Where LG needs to improve is in the OLED technology that is causing raised blacks in VRR, and to increase the level of peak brightness with HDR.
If someone tells me they want a TV
right now and they can't wait and they want VRR + G-Sync there is no other choice definitely. I'd just recommend waiting and get the whole package with Sony, there must be a reason they are waiting on VRR, they keep talking about certification from someone so maybe those folks aren't happy with how it is in TVs yet.
I just used to watch LG and Sony OLEDs right next to each other all day and play tons of different content on them and even my LG colleague agrees the motion interpolation + BFI is miles ahead, with tonemapping being a bit more natural on the Sony, the aforementioned gradient handling and colour accuracy being better OOB without calibration, and I think those things all really add up to trump the VRR and G-sync features overall, I would rather have higher quality pixels than smoother motion.

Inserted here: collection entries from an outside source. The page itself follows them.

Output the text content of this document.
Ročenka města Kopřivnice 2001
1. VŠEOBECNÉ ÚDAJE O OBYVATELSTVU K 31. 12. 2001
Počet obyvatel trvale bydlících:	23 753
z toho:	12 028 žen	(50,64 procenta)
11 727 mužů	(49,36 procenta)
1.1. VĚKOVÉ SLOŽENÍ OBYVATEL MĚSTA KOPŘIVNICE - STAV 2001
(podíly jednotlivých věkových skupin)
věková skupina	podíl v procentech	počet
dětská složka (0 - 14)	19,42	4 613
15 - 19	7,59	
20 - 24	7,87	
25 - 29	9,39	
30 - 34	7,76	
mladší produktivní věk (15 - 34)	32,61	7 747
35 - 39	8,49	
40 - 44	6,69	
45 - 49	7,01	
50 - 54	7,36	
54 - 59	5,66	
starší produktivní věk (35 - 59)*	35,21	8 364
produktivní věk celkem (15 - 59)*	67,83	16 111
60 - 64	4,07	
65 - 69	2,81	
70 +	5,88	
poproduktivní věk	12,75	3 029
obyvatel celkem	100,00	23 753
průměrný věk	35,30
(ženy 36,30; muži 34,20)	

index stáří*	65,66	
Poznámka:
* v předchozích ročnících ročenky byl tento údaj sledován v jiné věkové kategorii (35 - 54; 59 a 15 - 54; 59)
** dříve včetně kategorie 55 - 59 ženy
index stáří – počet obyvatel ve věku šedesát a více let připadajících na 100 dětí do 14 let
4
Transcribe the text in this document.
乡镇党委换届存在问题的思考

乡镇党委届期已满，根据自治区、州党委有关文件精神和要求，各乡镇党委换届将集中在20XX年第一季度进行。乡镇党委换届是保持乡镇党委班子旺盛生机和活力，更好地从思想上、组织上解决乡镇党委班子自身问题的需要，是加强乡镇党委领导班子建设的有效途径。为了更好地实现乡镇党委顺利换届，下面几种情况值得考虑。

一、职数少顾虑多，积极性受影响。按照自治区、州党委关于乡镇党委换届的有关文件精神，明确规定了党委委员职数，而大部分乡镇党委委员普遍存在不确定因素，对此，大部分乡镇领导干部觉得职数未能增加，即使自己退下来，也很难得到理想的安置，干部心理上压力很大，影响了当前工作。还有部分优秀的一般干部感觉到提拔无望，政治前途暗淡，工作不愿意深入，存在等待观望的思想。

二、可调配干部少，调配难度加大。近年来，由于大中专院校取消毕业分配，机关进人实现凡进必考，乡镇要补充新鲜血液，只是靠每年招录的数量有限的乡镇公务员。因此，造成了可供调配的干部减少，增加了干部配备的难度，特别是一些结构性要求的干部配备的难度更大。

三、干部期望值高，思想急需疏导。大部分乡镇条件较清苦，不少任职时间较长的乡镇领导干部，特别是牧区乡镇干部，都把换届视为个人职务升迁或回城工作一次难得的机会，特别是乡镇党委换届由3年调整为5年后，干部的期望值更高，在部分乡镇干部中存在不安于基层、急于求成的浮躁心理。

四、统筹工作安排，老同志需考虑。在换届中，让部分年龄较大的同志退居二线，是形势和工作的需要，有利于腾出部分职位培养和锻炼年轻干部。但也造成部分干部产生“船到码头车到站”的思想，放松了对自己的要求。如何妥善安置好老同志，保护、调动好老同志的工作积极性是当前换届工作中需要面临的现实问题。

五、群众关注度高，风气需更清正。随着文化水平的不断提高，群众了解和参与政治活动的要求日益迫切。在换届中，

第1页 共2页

I mostly play on PC as well so that rarely affects me because I'd never play a game not locked to 30 to 60 or 120, I'd change res/settings if it wasn't locked until it was.
Its going to be fantastic to not have to worry about small fps drops (on console especially where you can't do shit to fix it) that in the future will be handled by g-sync + VRR but I'm not willing to sacrifice the overall IQ for it right now.
I know most people don't have the chance to compare TVs as I have so to most the gradient handling, tonemapping and colour accuracy OOB its not going to be a difference they can really grasp without seeing it.